Eyewitness testimony certainly can be fallible, which is well known in memory research, Miller acknowledged. The paper explored ways to increase the accuracy of eyewitness testimony — with the understanding that you cannot ever completely eliminate the potential for error.
“All evidence, without exception, is potentially imperfect. Realistically, there’s no such thing in a court of law as evidence beyond a shadow of a doubt. What we are concerned with is the degree of doubt,” Miller said.
The testing effect
Memory is a complex process, whether you’re finding your car keys or giving a statement to police as a witness to a crime.
The ability to retrieve information fluctuates in the first day after the event. But by the 48-hour mark, no further major fluctuations occur, which is why that time frame is often used in memory research, explained Miller, who has studied the workings of memory for 55 years. After that point, the relationship between different memories will decay at roughly an equal rate proportional to their strengths.
If you’re quizzed about an event soon after it happens, you’re more likely to remember details during later interviews, a phenomenon known as the “testing effect.” The testing effect itself isn’t new; in fact, Miller published research concerning the testing effect in rodents 40 years ago. This new research, however, is the first to directly link the testing effect to an eyewitness situation.
“If the first recall is accurate, it’s going to contribute to the second recall being more accurate, which is one of the important points of the paper,” Miller said.
During trials, juries often assess the potential accuracy of eyewitnesses by asking them known contextual details about the event, such as the place and time.

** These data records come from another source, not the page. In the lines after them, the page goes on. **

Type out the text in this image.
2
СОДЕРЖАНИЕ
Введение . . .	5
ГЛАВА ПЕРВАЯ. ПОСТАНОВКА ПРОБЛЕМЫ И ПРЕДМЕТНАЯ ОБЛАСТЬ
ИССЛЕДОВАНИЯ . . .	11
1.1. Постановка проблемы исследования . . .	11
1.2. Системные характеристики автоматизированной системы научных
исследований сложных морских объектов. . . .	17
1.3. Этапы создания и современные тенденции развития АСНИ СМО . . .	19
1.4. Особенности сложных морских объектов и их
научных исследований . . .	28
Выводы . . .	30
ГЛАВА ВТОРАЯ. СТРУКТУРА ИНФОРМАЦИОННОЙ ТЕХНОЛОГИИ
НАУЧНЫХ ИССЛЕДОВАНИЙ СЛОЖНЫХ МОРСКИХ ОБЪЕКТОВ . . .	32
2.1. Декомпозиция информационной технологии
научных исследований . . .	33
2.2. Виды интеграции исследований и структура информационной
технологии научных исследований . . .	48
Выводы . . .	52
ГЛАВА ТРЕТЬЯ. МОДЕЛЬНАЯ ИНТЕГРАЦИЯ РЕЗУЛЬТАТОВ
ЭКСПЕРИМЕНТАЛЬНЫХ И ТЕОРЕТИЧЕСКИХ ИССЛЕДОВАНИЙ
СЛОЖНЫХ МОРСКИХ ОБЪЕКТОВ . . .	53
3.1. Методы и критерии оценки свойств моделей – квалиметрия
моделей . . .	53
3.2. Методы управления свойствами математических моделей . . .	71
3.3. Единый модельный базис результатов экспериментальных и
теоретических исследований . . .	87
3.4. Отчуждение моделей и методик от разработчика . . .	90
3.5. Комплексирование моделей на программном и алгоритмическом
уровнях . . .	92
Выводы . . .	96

Although a correlation between the contextual details and central information concerning the thief is often assumed, the connection hadn’t previously been explored experimentally, Miller said.
In addition to providing data that support the connection between remembering the peripheral and central details of an event, the research also shows a higher correlation between remembering details about bystanders and the perpetrator, something that hadn’t been previously explored in the literature, he said.
Individuals who are more attuned to other people — those who are more apt to remember faces, for example — may be more likely to retain personal details, Miller explained.
“The memory of all of the details was positively correlated with memory for the perpetrator, but memory of the other people who were present had the highest correlation with accurate recall of the perpetrator,” he said.